Беллан неловко пожал плечами.
— Я обрадовался, увидев как он пропал — так вот. Даже не погиб, как я слышал, но осталось от него немного. Даже меньше… — Он оборвал фразу. — Два года я жил надеждой увидеть, как с этим человеком обойдутся так же, как он обошелся со мной, жил ради этого, жил из-за этого. А теперь, — он покачал головой, — с этим покончено.
Он пошел по коридору, и я последовала за ним.
— Улицы забиты народом, — сказал он. — Мы выберемся как можно быстрей и тише. Я послал твоего Дарроса вперед. Толпы с вас хватит и сегодня вечером — на пиру у Градоначальника в честь Победителей игр.

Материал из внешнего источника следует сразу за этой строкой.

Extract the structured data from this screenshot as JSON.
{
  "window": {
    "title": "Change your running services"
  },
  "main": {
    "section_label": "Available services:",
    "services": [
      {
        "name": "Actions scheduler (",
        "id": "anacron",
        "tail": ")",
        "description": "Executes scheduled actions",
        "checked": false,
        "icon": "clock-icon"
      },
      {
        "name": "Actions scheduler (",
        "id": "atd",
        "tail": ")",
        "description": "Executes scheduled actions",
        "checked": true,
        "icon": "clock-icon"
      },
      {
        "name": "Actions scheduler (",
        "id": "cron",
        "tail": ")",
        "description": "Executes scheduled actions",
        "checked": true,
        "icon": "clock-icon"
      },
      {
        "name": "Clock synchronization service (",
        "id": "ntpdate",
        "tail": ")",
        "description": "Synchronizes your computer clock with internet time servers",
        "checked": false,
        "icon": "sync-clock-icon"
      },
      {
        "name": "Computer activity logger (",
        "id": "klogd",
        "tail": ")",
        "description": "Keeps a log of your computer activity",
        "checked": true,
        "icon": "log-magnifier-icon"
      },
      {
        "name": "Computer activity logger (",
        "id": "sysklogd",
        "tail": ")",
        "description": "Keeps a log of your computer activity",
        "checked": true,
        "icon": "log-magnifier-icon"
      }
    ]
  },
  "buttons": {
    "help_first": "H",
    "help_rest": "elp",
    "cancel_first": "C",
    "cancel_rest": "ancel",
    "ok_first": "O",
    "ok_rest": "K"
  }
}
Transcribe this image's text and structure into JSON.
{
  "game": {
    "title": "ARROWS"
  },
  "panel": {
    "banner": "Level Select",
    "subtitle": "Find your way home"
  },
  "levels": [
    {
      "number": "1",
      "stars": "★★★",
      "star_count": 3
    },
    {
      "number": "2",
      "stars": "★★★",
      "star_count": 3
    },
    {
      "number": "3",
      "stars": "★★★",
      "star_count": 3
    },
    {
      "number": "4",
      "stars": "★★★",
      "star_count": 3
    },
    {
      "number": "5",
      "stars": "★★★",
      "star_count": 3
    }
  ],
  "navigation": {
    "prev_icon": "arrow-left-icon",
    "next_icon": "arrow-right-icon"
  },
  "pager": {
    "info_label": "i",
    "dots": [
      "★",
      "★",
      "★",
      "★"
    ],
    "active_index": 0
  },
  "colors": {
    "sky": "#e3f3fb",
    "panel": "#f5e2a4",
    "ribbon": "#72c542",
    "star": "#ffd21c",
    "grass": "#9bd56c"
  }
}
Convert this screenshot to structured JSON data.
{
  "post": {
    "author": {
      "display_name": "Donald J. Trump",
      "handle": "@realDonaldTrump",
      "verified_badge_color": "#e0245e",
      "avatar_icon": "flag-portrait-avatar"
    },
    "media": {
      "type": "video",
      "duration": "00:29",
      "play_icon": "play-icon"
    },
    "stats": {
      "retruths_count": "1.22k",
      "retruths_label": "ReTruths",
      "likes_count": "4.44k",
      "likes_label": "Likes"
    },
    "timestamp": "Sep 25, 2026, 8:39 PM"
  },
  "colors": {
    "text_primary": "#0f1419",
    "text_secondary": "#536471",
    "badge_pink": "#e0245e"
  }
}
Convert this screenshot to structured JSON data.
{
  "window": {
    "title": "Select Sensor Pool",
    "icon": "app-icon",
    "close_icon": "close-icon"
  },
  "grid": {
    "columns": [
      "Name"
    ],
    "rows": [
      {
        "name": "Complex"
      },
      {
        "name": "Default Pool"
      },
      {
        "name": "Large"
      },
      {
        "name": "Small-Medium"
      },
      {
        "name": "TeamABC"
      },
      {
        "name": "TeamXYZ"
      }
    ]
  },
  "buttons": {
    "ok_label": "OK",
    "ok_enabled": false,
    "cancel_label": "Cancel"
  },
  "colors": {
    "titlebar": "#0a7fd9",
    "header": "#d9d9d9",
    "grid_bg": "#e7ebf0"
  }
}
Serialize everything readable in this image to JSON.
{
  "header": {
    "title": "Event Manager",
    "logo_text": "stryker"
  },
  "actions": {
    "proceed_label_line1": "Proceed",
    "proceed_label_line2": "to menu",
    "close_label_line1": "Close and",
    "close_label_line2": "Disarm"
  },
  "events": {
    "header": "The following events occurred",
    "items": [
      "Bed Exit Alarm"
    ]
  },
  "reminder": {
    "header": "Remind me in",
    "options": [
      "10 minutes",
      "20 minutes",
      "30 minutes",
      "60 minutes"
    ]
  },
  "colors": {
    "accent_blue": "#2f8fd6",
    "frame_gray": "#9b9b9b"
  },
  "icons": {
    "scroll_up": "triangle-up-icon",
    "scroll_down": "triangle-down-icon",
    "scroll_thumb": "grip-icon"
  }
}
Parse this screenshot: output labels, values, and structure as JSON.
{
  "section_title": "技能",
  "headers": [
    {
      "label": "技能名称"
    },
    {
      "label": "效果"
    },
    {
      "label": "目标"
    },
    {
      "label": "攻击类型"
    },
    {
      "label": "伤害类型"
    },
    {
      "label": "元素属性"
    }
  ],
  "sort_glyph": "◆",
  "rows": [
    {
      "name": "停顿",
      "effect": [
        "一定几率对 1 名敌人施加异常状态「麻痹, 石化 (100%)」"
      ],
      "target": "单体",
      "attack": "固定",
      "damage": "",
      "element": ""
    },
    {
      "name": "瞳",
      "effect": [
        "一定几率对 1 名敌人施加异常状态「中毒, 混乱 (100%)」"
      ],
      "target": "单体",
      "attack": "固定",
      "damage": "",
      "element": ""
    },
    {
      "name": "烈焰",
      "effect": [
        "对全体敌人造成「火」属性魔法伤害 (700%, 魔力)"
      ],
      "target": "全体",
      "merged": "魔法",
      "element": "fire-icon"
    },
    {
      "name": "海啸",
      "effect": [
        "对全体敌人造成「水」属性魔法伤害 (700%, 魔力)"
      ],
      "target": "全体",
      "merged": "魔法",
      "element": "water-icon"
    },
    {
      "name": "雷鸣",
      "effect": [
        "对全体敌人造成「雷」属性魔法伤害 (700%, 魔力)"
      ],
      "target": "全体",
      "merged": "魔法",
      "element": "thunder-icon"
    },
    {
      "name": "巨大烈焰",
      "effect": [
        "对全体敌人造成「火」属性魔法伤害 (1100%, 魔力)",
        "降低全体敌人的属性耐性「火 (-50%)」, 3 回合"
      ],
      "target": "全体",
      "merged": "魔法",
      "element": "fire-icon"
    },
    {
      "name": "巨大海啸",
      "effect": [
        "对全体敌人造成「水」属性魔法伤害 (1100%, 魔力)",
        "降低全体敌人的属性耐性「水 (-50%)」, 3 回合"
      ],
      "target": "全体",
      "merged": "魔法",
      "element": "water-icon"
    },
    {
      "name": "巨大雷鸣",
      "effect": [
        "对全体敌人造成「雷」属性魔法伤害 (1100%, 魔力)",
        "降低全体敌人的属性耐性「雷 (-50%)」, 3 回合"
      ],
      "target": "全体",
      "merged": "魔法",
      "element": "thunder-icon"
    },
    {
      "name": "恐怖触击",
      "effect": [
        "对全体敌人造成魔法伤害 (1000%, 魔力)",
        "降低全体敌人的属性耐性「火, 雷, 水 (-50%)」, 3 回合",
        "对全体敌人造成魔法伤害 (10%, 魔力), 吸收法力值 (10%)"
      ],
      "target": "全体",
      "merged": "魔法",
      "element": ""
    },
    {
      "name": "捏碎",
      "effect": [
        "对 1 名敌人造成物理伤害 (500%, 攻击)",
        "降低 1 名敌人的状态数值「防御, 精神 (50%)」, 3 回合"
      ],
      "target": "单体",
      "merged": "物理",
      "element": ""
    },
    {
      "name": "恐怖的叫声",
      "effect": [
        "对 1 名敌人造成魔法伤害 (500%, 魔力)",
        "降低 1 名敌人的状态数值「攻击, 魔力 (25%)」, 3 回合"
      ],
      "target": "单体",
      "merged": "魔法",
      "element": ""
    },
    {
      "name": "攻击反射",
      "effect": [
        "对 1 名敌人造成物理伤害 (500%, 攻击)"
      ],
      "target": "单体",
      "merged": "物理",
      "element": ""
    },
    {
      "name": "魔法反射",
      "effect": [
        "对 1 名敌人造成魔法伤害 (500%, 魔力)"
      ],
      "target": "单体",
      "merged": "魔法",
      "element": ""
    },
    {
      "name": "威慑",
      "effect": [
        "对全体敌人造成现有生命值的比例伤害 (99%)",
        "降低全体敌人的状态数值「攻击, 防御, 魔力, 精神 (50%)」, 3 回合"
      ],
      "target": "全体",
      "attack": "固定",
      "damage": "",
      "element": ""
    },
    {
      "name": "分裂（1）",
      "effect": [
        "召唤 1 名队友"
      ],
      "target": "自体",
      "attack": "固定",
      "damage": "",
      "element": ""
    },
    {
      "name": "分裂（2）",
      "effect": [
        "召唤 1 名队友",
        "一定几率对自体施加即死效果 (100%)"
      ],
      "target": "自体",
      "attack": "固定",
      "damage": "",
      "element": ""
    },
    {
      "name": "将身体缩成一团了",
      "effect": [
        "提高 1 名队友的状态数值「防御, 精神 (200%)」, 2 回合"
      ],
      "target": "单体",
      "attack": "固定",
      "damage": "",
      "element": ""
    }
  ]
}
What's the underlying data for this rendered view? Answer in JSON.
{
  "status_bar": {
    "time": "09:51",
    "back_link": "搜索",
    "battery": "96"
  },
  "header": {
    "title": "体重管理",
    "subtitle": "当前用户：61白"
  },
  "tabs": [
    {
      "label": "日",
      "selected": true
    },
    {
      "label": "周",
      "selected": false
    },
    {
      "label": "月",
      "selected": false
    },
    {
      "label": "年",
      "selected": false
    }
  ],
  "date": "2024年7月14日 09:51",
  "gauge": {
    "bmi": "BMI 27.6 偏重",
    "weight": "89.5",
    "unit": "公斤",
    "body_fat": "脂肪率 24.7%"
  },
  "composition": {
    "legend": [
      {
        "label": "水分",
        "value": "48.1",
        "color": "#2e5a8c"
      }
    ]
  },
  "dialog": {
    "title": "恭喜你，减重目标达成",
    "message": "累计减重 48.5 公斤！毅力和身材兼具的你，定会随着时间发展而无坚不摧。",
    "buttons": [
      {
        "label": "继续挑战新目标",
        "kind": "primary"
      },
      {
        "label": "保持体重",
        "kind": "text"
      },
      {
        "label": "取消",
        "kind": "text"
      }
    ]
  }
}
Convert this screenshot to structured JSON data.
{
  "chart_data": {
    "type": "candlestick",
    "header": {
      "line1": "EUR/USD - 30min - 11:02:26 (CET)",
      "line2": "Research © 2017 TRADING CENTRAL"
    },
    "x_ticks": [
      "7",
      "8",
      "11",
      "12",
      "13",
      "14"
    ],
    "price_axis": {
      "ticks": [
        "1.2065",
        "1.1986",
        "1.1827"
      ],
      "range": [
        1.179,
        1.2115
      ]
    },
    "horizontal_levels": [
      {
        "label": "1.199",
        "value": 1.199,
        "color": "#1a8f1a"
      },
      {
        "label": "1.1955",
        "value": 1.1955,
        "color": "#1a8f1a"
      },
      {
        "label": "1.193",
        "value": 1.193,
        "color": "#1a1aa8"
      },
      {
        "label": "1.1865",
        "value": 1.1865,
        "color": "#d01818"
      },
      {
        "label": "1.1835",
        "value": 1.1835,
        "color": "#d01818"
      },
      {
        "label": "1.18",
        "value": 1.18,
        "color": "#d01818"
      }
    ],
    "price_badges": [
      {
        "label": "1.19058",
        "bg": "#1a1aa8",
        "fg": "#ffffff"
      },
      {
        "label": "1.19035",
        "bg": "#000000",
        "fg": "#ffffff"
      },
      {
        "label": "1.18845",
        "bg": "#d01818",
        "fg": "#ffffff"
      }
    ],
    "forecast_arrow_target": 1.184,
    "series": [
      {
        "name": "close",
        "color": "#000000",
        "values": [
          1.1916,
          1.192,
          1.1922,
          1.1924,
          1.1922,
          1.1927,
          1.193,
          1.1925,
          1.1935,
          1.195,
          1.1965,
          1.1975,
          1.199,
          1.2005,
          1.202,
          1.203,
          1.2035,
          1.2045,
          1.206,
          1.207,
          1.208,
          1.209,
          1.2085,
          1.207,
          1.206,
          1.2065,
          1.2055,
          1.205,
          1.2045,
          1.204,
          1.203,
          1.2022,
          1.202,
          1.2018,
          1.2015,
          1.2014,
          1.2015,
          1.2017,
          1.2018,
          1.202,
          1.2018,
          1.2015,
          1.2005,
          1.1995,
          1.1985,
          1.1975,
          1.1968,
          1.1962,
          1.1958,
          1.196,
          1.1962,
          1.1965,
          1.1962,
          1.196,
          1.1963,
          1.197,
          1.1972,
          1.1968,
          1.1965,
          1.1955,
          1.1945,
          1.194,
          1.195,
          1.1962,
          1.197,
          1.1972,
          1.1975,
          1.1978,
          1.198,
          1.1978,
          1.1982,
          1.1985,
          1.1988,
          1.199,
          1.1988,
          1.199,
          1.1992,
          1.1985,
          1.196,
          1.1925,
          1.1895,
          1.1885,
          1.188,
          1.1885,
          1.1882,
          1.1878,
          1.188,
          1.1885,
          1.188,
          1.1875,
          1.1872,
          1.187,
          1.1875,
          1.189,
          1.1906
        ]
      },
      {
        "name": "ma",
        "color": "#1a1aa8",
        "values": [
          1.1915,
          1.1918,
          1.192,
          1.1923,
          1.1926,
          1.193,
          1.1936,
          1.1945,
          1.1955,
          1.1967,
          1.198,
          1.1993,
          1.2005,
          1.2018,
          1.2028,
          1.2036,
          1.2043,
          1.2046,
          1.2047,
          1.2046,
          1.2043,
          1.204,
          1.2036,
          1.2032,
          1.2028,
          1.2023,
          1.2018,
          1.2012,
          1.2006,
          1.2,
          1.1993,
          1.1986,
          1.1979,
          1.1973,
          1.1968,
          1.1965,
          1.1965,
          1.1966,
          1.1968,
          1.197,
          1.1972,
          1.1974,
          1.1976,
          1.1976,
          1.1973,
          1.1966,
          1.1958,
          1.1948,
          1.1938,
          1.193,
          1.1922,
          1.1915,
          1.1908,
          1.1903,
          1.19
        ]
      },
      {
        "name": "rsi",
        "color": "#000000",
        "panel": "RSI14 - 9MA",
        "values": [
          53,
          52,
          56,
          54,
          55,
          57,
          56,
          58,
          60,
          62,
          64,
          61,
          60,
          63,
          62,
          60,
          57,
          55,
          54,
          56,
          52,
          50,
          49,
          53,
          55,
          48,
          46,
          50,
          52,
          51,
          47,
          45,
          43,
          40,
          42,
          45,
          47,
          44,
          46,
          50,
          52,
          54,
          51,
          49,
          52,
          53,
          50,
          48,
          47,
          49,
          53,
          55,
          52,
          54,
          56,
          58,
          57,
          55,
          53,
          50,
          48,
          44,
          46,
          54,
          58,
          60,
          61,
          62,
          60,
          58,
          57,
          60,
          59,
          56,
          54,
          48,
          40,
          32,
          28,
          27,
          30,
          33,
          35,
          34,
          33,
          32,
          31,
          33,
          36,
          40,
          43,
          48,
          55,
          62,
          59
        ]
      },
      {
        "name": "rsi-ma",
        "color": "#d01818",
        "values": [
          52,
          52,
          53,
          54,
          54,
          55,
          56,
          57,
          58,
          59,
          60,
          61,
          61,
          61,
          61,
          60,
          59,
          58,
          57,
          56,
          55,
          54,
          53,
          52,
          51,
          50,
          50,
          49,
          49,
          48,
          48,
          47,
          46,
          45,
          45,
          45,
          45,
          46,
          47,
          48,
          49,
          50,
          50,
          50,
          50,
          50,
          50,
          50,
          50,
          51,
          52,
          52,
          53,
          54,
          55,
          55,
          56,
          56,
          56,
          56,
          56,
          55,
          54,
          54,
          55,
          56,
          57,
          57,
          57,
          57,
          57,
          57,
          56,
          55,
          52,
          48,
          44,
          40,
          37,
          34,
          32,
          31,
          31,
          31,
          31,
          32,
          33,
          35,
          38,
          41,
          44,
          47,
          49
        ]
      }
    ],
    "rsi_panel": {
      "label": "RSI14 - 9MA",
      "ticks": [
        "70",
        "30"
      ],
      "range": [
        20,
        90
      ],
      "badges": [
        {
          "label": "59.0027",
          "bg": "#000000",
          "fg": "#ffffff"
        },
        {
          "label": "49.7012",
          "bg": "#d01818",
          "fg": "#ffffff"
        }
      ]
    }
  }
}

Мы отправились в городской дом Распара, — маленький и даже не особенно уютный. Я приняла ванну и тихо лежала, пока великанша с виллы выбивала из меня синяки. А потом уснула. Когда я проснулась, солнце уже заходило, окрашивая медно-красным белые стены. Дарака я не видела с тех пор, как врач вырезал мне из руки наконечник, не увидела и сейчас. Вошли три незнакомых женщины и сказали, что они оденут меня для пиршества Победителей. Я чувствовала себя такой усталой, отупевшей и опустошенной, что казалось, будто я двигаюсь назад во времени — к вечеру ужина у посредника, с которого все и началось.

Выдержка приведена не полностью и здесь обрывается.